The Restaurant Industry Doesn't Need Another Bailout

The Restaurant Revitalization Fund Replenishment Act would give restaurants another $42 billion in grants to cover the lingering costs of the pandemic.


Diners have returned to eating out at pre-pandemic levels. But many restaurant owners themselves—still feeling the lingering effects of the pandemic and government-ordered closures—are demanding another round of federal support for their industry.

Last week, the Democrat-controlled House passed the Restaurant Revitalization Fund Replenishment Act on a mostly party-line 223–203 vote. The bill would spend another $42 billion on grants to cover the pandemic-era losses of restaurants, bars, and other hospitality businesses.

The federal government's Restaurant Revitalization Fund was created by the American Rescue Plan legislation that passed in March 2021. Three months later, it had already spent $28 billion in grants for restaurants and bars to make up for lost income during the pandemic. By June 2021, some 100,000 applicants had been approved for grants averaging $283,000, according to data from the Small Business Administration (SBA), which administers the program.

The SBA had received a total of 278,304 grant applications from restaurants and bars asking for a combined $72 billion in COVID relief grants. Members of the restaurant industry argue another round of funding is necessary to get money to those who missed out on the first handout.
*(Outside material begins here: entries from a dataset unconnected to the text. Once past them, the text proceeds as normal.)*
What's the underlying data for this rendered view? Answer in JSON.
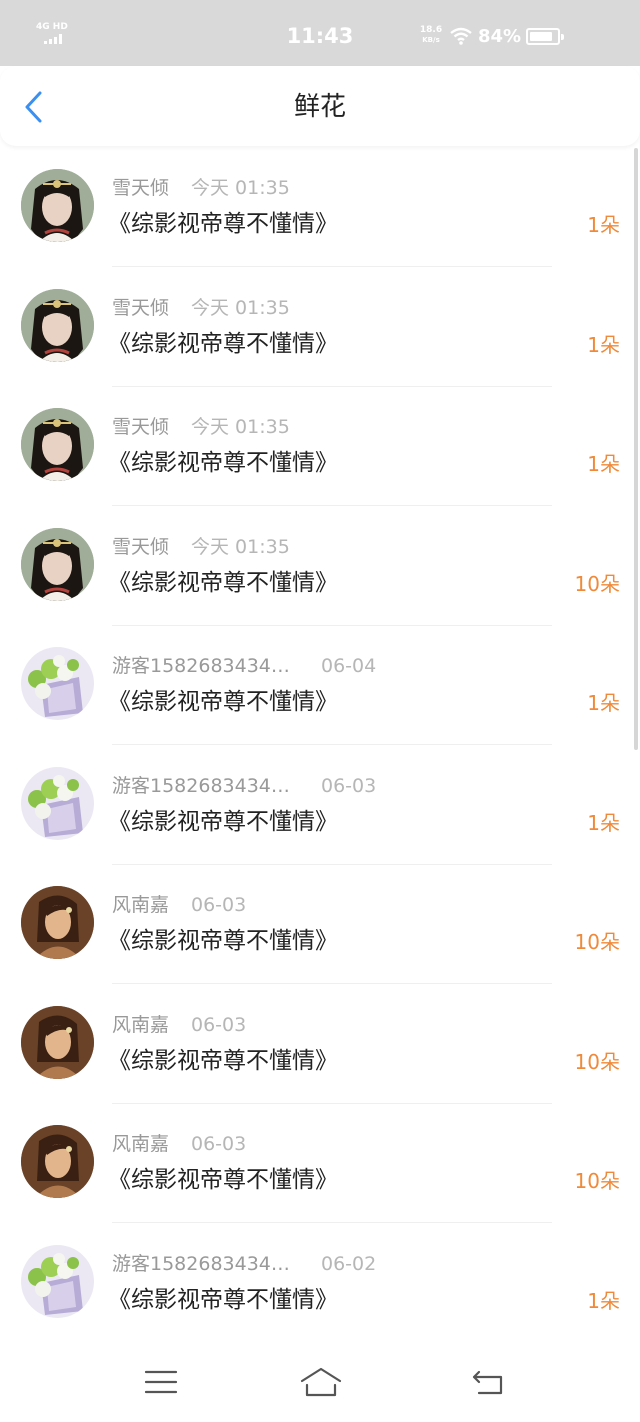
{
  "status_bar": {
    "network": "4G HD",
    "time": "11:43",
    "speed_value": "18.6",
    "speed_unit": "KB/s",
    "battery": "84%",
    "battery_level": 0.84
  },
  "header": {
    "title": "鲜花",
    "back_icon": "chevron-left-icon"
  },
  "rows": [
    {
      "name": "雪天倾",
      "time": "今天 01:35",
      "book": "《综影视帝尊不懂情》",
      "count": "1朵",
      "avatar": "avatar-lady"
    },
    {
      "name": "雪天倾",
      "time": "今天 01:35",
      "book": "《综影视帝尊不懂情》",
      "count": "1朵",
      "avatar": "avatar-lady"
    },
    {
      "name": "雪天倾",
      "time": "今天 01:35",
      "book": "《综影视帝尊不懂情》",
      "count": "1朵",
      "avatar": "avatar-lady"
    },
    {
      "name": "雪天倾",
      "time": "今天 01:35",
      "book": "《综影视帝尊不懂情》",
      "count": "10朵",
      "avatar": "avatar-lady"
    },
    {
      "name": "游客1582683434…",
      "time": "06-04",
      "book": "《综影视帝尊不懂情》",
      "count": "1朵",
      "avatar": "avatar-flowers"
    },
    {
      "name": "游客1582683434…",
      "time": "06-03",
      "book": "《综影视帝尊不懂情》",
      "count": "1朵",
      "avatar": "avatar-flowers"
    },
    {
      "name": "风南嘉",
      "time": "06-03",
      "book": "《综影视帝尊不懂情》",
      "count": "10朵",
      "avatar": "avatar-painting"
    },
    {
      "name": "风南嘉",
      "time": "06-03",
      "book": "《综影视帝尊不懂情》",
      "count": "10朵",
      "avatar": "avatar-painting"
    },
    {
      "name": "风南嘉",
      "time": "06-03",
      "book": "《综影视帝尊不懂情》",
      "count": "10朵",
      "avatar": "avatar-painting"
    },
    {
      "name": "游客1582683434…",
      "time": "06-02",
      "book": "《综影视帝尊不懂情》",
      "count": "1朵",
      "avatar": "avatar-flowers"
    }
  ],
  "nav": {
    "menu_icon": "menu-icon",
    "home_icon": "home-icon",
    "back_icon": "back-icon"
  },
  "colors": {
    "accent_orange": "#f08a3a",
    "back_blue": "#3a8ff0",
    "status_bar_bg": "#d9d9d9"
  }
}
A survey conducted by the Independent Restaurant Coalition (IRC) found that half of restaurants that had not received a grant from the SBA predicted they would close within the next six months. About 20 percent of restaurateurs who did receive an SBA relief grant said they'd close in six months.

"After two years of missed rent, supplier, and utility payments, navigating astronomical food costs, and multiple COVID-19 surges that brought businesses to a halt, independent restaurants and bars are out of time, options and money," said Erika Polmar, Executive Director of the Independent Restaurant Coalition (IRC). "There is only one solution to this crisis: provide these businesses the financial support they need before it's too late."

The apocalyptic tone is contrasted with other data points showing a restaurant industry that's steadily rebounding from the dark days of COVID-19.

Reservation app OpenTable's latest State of the Industry numbers shows that close to 95 percent of restaurants open in 2019 are back to accepting reservations. The number of people making reservations has also returned to 2019 levels.

Restaurant industry employment has been slower to rebound, but the trend is still upward.

Preliminary data from the Bureau of Labor Statistics (BLS) shows that some 11 million people were working in bars and restaurants nationwide in March 2022—about 5 percent below the number of people working in the industry in March 2019. BLS data also shows that as of the third quarter of 2021, the total number of restaurants had surpassed pre-pandemic levels.

That tracks with the surprise finding that, in general, there are more small businesses open today than existed before the pandemic.

Restaurants, bars, and other entertainment and hospitality businesses bore the brunt of government mandates and restrictions throughout the pandemic. In many states, they were ordered to close their dining rooms for months at a time.

When they were allowed to reopen, it was often at significantly reduced capacity—a real imposition for a tight margin business. Vaccine and mask mandates kept some customers away long after the last vestiges of lockdowns had disappeared.

One could argue that these government impositions entitle affected businesses to compensation.

"If the government shuts down only certain businesses on the grounds that they're areas where the pandemic can be spread more quickly, that's an action that the bar owner then is taking on behalf of the public," said Oliver Dunford, an attorney with the Pacific Legal Foundation to Reason back in July 2020. "Arguably the public should have to pay for it."

The trouble with the restaurant relief bill moving through Congress is that it would compensate businesses for lost revenue regardless of whether those losses were a result of government mandates or a voluntary unwillingness among customers to dine out. The proposal is also coming at a time when almost no pandemic restrictions are still in effect anywhere in the country.

Proponents of additional relief funding certainly aren't too hung up on whether aid covers government-imposed losses during the pandemic or just helps out restaurants in general.

"The Restaurant Revitalization Fund was designed to help restaurants deal with the consequences of the COVID-19 pandemic as well as challenges to the supply chain and workforce," said Rep. Earl Blumenauer (D–Ore.), the author of the Restaurant Revitalization Fund Replenishment Act, last week.

The IRC's Polmar likewise cites not just COVID-19 but also rising prices and "consumer hesitancy" as justification for more government aid to restaurants.

The argument for bailing out restaurants is thus morphing from a need to save the industry during the pandemic to a desire to relieve it from persistent challenges that have less and less to do with COVID-19.

That's hard to justify when the industry itself is on a steady track toward recovery, and federal spending is driving inflation to record levels.